Now go help Nadya Suleman nurse her larvae.
Tuesday 17 February
By The Genuine Boob Barker, Host of The Price Is Right
I stand by my words like the man cow I am. Here is what I say and say it loudly: In the past four decades we have seen an attempt at a switcheroo on the old double standards.
One standard will do nicely, whores. I like calling women whores, it brings them closer to my level.

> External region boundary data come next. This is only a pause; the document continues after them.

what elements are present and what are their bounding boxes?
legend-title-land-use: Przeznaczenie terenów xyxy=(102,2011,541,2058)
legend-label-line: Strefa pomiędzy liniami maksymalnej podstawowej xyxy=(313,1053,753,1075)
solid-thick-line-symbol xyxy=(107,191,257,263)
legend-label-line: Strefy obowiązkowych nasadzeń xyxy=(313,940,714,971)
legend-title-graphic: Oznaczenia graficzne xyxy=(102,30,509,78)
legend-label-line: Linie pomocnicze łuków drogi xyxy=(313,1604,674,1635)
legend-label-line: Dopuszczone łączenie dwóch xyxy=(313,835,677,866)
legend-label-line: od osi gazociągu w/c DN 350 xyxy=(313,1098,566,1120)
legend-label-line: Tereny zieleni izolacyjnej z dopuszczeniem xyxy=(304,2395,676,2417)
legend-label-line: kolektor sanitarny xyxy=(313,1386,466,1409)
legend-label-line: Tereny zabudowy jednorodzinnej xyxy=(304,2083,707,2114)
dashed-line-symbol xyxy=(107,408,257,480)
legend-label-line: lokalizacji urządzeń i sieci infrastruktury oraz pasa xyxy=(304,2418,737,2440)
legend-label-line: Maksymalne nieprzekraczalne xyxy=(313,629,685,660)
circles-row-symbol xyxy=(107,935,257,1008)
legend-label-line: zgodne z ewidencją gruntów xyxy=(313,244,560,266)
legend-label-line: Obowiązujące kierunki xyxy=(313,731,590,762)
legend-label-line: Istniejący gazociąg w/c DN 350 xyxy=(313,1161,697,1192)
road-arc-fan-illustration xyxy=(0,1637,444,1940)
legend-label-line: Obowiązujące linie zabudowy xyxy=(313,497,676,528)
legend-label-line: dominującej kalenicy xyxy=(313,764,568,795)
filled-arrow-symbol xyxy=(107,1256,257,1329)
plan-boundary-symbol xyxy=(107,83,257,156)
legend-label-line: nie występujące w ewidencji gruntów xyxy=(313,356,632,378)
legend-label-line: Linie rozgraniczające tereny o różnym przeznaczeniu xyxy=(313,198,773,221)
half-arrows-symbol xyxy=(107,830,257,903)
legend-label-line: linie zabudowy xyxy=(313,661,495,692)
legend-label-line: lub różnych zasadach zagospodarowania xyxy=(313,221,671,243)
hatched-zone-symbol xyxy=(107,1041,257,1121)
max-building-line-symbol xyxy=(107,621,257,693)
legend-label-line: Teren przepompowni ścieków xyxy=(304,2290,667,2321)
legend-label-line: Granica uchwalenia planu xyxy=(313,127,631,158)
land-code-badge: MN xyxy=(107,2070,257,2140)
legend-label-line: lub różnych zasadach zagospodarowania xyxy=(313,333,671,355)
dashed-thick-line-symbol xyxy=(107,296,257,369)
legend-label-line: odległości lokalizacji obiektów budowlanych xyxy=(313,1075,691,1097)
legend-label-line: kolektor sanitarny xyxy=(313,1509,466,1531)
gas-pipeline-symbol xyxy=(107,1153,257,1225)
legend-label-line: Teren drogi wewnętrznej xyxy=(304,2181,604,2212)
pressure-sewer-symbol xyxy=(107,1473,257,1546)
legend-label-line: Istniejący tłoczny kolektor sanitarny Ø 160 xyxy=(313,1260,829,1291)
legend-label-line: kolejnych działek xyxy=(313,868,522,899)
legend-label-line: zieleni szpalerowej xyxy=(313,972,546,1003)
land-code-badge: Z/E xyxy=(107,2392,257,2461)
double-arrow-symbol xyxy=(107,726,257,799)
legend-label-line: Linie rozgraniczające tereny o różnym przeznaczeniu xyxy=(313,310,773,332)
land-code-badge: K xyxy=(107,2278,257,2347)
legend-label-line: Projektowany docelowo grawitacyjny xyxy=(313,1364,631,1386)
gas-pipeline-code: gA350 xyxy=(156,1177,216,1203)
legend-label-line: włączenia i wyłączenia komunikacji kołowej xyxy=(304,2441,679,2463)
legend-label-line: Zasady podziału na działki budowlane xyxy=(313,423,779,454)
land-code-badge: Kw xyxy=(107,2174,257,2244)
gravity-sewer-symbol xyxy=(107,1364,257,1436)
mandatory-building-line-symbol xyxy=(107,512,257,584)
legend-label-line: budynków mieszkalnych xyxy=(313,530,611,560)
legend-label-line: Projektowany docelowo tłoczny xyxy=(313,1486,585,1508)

"Never argue with an idiot in public because it is futile and, worse, onlookers will not be able to tell the difference." And since you can not tell the difference I stand out as the biggest idiot asshole on the web. Contradicting myself is just a way to show both men (whom I envy for their superior virility than my own) and woman (whom I fear like fear itself)the playing field IS truly equal. Stay tuned to laugh at me and my bumblings for your entertainment.
Monday 16 February
By OhYeahBaby
Im a 38DD and even the gay guys oogle. Nothing wrong with that. When they stop looking THATs when you worry. LOL I am SO not offended by this behaviour.
Reply
Wednesday 18 February
By cenebregu
LOL. So true! I'm a gay male, and have absolutely no sexual attraction towards women or their breasts, yet if I was minding my own business, and all of a sudden there were a pair of 38DD's in front of me, you better believe that it would take me a couple distracted moments before I noticed the attached personality! Which is so funny, because there's no sexual feelings involved at all. The only explanation I can think of is that it must have something to do with breast feeding.
Thursday 19 February
By JOSEPH G MATTERA
YOU ARE EXACTELY WHAT THOSE PHONIES ARE TALKING ABOUT; YOU ARE AN EXHIBITIONIST; CONCIETED; EMOTIONALLY UNSTABLE PERSON WHO OBVIOUSLY WITHOUT YOUR 38DD'S HAS NOTHING; WOULD LOVE TO SEE YOU AND THAT WHACO SHEBA IN A CAT FIGHT; BEST FOR SOCIETY IF YOU BOTH KILL EACH OTHER!!!!